秋の気配を感じる今日この頃。夏の暑さが和らぎ、過ごしやすい穏やかな気候がやってきました。 「食欲の秋」「スポーツの秋」など、様々に表現されるこの季節ですが、やはり外せないのが「読書の秋」ですね。

なぜ、秋は読書に最適と言われるのでしょうか?その由来や、秋ならではの読書の楽しみ方をご紹介します。


 

「読書の秋」の由来は?

 

「読書の秋」という言葉が定着した背景には、いくつかの説があります。

 

1. 中国の漢詩に由来する説

 

最もよく知られているのは、古代中国・唐代の詩人、**韓愈(かんゆ)**が詠んだ漢詩の一節です。

  • 「時秋積雨霽、新涼入郊墟。燈火稍可親、簡編可卷舒。」 (時、秋にして積雨(せきう)霽(は)れ、新涼(しんりょう)郊墟(こうきょ)に入(い)る。燈火(とうか)ようやく親しむべく、簡編(かんぺん)巻舒(けんじょ)すべし。)

これを意訳すると、「秋になり長雨があがって空も晴れ、涼しさが広がった。夜の灯に親しみ、書物を広げられるようになった」というような意味になります。

つまり、暑い夏が終わり、ようやく夜の灯りの下でゆっくりと本が読める涼しい季節が来たことを喜んだ、というわけです。

 

2. 集中しやすい気候である説

 

科学的にも、涼しく安定した秋の気候は、集中力を高めるのに適していると言われています。 夏の疲れも取れ、本格的な寒さが来る前の過ごしやすい時期は、心身ともにリラックスして、本の世界に深く没頭するにはうってつけなのです。

 

3. 「読書週間」の存在

 

終戦間もない1947年、「読書の力によって平和な文化国家を作ろう」という志のもと、「読書週間」が始まりました。
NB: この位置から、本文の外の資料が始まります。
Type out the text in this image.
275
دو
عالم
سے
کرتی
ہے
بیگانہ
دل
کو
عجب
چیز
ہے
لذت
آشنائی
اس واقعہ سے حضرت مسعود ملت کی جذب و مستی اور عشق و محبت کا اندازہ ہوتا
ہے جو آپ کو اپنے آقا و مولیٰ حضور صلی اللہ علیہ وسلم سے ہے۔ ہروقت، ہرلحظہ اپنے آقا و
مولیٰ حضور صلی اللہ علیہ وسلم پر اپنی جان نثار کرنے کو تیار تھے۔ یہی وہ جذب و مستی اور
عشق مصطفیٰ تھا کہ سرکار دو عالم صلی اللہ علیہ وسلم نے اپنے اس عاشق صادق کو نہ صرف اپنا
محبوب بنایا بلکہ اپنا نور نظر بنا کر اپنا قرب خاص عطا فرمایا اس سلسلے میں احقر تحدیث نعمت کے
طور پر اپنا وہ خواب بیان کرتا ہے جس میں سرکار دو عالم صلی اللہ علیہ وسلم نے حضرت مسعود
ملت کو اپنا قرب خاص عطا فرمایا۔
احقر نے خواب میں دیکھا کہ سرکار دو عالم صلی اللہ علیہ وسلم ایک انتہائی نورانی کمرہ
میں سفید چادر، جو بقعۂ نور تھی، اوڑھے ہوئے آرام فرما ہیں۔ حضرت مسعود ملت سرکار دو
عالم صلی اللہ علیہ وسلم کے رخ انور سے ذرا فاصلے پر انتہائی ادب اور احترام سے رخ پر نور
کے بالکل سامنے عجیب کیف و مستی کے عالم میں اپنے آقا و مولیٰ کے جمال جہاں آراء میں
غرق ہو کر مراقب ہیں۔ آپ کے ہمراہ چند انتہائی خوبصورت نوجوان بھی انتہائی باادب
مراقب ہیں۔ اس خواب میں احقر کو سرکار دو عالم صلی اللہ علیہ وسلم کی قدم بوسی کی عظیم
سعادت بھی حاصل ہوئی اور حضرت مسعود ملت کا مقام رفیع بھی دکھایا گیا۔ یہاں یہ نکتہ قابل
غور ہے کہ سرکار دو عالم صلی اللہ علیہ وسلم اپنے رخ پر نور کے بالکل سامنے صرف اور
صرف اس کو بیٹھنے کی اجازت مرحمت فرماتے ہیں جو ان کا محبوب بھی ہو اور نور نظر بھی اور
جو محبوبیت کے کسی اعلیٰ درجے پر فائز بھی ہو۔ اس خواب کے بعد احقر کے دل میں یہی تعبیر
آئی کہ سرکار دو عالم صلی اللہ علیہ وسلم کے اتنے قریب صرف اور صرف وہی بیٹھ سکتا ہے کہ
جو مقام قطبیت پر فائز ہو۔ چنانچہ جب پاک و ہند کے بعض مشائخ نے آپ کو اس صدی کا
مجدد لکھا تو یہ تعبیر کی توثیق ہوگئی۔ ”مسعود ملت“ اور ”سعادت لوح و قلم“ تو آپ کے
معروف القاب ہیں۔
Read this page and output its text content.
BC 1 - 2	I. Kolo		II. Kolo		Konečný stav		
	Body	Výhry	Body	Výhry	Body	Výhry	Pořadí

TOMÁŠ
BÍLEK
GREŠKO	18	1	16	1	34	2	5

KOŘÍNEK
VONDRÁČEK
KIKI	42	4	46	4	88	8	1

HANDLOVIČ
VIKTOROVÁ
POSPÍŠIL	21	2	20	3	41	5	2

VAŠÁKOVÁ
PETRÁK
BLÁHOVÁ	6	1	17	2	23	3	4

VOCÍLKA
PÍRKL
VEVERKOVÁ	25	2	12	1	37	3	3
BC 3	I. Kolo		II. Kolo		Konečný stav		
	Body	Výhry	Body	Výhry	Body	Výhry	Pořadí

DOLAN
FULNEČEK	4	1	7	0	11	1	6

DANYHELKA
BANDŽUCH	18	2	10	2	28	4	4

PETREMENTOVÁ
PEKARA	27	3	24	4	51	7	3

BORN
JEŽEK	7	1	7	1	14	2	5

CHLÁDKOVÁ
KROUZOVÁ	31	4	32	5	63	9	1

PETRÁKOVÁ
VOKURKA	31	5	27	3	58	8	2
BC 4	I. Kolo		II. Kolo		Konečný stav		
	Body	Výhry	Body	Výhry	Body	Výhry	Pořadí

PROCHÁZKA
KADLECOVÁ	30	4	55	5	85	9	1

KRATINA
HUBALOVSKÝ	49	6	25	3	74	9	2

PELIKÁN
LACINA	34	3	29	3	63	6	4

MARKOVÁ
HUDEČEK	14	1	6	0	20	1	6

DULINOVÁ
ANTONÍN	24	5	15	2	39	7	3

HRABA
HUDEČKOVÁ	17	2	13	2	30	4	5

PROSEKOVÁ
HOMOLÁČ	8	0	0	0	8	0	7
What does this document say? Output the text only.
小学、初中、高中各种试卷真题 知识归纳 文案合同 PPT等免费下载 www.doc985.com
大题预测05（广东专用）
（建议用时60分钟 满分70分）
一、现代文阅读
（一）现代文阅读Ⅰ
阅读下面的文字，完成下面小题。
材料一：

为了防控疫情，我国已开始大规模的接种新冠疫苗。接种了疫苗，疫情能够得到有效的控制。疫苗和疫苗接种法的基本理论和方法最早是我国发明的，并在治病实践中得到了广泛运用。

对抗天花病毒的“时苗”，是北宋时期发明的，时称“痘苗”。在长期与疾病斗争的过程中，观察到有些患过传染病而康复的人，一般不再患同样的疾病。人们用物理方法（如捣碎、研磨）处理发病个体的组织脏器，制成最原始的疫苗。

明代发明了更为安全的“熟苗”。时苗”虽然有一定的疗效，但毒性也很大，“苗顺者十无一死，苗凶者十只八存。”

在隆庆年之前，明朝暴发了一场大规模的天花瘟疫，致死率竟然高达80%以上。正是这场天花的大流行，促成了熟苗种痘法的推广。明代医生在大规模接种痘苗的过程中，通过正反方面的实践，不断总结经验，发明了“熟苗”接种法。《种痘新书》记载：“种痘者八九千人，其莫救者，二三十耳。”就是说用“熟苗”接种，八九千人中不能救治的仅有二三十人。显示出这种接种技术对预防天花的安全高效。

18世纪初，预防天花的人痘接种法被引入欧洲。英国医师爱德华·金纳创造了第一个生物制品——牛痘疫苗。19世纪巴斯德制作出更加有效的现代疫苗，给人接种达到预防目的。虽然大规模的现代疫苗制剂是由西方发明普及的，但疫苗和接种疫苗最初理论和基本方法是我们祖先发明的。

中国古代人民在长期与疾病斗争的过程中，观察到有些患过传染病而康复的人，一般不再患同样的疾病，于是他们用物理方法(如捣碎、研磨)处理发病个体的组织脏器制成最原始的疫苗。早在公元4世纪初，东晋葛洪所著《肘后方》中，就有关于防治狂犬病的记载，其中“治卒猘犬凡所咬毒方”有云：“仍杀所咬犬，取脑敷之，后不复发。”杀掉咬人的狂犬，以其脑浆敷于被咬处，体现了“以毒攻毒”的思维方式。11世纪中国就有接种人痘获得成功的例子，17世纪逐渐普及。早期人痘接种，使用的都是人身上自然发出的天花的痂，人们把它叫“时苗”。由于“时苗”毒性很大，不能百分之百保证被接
現在では10月27日~11月9日の2週間が読書週間と定められており、この期間を中心に全国で読書に関するイベントが開催されることも、秋と読書を結びつける要因となっています。


 

秋の夜長を彩る、読書の楽しみ方

 

過ごしやすい秋は、読書を一層豊かにするエッセンスが満載です。

 

1. 温かい飲み物と一緒に

 

お気に入りのコーヒー、紅茶、ハーブティーなどを傍らに、ゆっくりとページをめくる。温かい飲み物の香りと湯気に包まれながらの読書は、至福の時間です。

 

2. 気分を変えて「外読書」

 

公園やカフェのテラスなど、涼しい風を感じられる場所で読書を楽しむのもおすすめ。紅葉を眺めながら、自然の中で物語に思いを馳せてみるのも素敵です。

 

3. ジャンルを広げてみる

 

普段は手に取らないジャンルに挑戦してみてはいかがでしょうか。

  • 長編小説や歴史小説など、じっくりと時間をかけて読めるもの。
  • エッセイや詩集など、秋の情緒を感じさせるもの。
  • 自己啓発や専門書など、知識を深めるためのもの。 新しい扉を開けば、読書の秋がさらに充実するはずです。

 

4. 「読書ノート」をつけてみる

 

読んだ本のタイトルや感想、心に残った一節などをメモする「読書ノート」は、後から読み返すと楽しかった時間がよみがえります。読んだ内容を整理するのにも役立ちますよ。


涼やかな風が心地よく、夜の時間が長くなる「読書の秋」。 ぜひこの機会に、あなたにとって特別な一冊を見つけ、心ゆくまで読書の世界に浸ってみてください。